Media Contact

media@nyclu.org, 212-607-3372

April 30, 2018
NEW YORK – The New York Civil Liberties Union released an analysis today of New York City school safety data showing that Black and Latino children are still disproportionately arrested, handcuffed, and issued summonses by police in their schools. Black and Latino students continue to represent approximately 90 percent of arrests and summonses in school, while constituting only two-thirds of the student body. 

Amid the current national conversation about school safety, some have called for more police in schools.

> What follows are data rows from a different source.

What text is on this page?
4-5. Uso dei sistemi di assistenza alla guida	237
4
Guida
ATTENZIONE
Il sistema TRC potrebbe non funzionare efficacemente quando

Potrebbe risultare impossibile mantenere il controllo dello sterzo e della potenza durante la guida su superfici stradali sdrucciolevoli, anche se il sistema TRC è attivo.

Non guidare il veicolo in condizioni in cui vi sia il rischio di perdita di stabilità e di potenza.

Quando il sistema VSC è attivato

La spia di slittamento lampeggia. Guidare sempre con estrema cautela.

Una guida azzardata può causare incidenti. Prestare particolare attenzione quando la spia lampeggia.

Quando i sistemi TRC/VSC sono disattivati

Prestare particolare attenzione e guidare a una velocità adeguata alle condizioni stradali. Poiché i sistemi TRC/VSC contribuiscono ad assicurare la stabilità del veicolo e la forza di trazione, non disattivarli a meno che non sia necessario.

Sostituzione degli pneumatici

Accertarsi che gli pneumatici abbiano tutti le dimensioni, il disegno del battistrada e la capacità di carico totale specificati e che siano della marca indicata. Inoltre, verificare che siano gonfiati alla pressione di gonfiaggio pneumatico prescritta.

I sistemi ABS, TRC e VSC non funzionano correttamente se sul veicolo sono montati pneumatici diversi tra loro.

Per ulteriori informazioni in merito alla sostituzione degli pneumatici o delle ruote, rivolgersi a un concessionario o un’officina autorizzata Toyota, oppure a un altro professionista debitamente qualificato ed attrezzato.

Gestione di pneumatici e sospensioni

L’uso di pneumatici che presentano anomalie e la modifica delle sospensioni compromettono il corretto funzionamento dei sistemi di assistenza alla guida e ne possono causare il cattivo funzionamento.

The data continues to show, however, that the over-reliance on police to address issues in schools disproportionately impacts Black and Latino students, fueling the school-to-prison pipeline and making schools less safe. 
 
“Schools should be spaces where students feel nurtured and supported, not treated like criminals,” said Donna Lieberman, New York Civil Liberties Union executive director. “The data shows us that the racial disparities in our criminal justice system show up in the classroom. A serious conversation about school safety in 2018 must include addressing the harms of over-policing and the criminalization of students of color.”
 
The Student Safety Act (SSA) requires the New York Police Department to publicly issue quarterly reports on arrests, summonses, and other police-related incidents in New York City Public schools. Since 2012, the number of arrests and summonses made by School Safety Officers has steadily declined, yet those arrests are just a fraction of NYPD activity in schools, which only began to be reported in 2016. The vast majority of arrests in schools, nearly 85 percent, are carried out by armed police officers with no special training for working with children in a school environment. In 2017, nearly 30 percent of arrests in schools were for incidents that took place outside of school, an indication that police officers may be using schools as a place to locate young people suspected of crimes, sending the message that kids in trouble should stay out of school. 
 
Under Mayor de Blasio, the School Safety Division has made a serious effort to address the overuse of police tactics in school discipline. There has been a dramatic drop in the use of summonses as a result of these efforts: in 2017 those officers issued just 18 summonses, down from 1275 in 2012. NYCLU has long advocated for a ban on the use of summonses in school, which are issued primarily for disorderly conduct, including unreasonable noise, fighting and obscene language. However, precinct officers are not required to follow the same procedures as school safety officers. Overall, NYPD officers still issued a total of nearly 900 summonses, sending children, nearly 90 percent of whom were Black or Latino, into the criminal justice system for noncriminal misbehavior.
 
Students of color are also more likely than white students to be handcuffed in school, even where there is no criminal activity. Black and Latino students accounted for 93 percent of juvenile reports and 94 percent of mitigated incidents where handcuffs were used, as well as 93 percent of child-in-crisis incidents where handcuffs were used.
 
“The city has failed its responsibility to protect and educate young people of color,” said Johanna Miller, advocacy director at the NYCLU. “When we talk about school safety, we have to talk about the kids who are made to feel like they are entering a jail as a suspect rather than a classroom as a student. Students who are subject to arrest, handcuffing and force by NYPD officers are not safe in school, period.”
 
Over the last few months, students leading the movement against gun violence have called for “counselors not cops,” arguing that increased police presence in schools is not the solution to address school safety. In 2017, there were over 5,500 school safety officers and just 2,880 guidance counselors and 1,293 social workers across the district.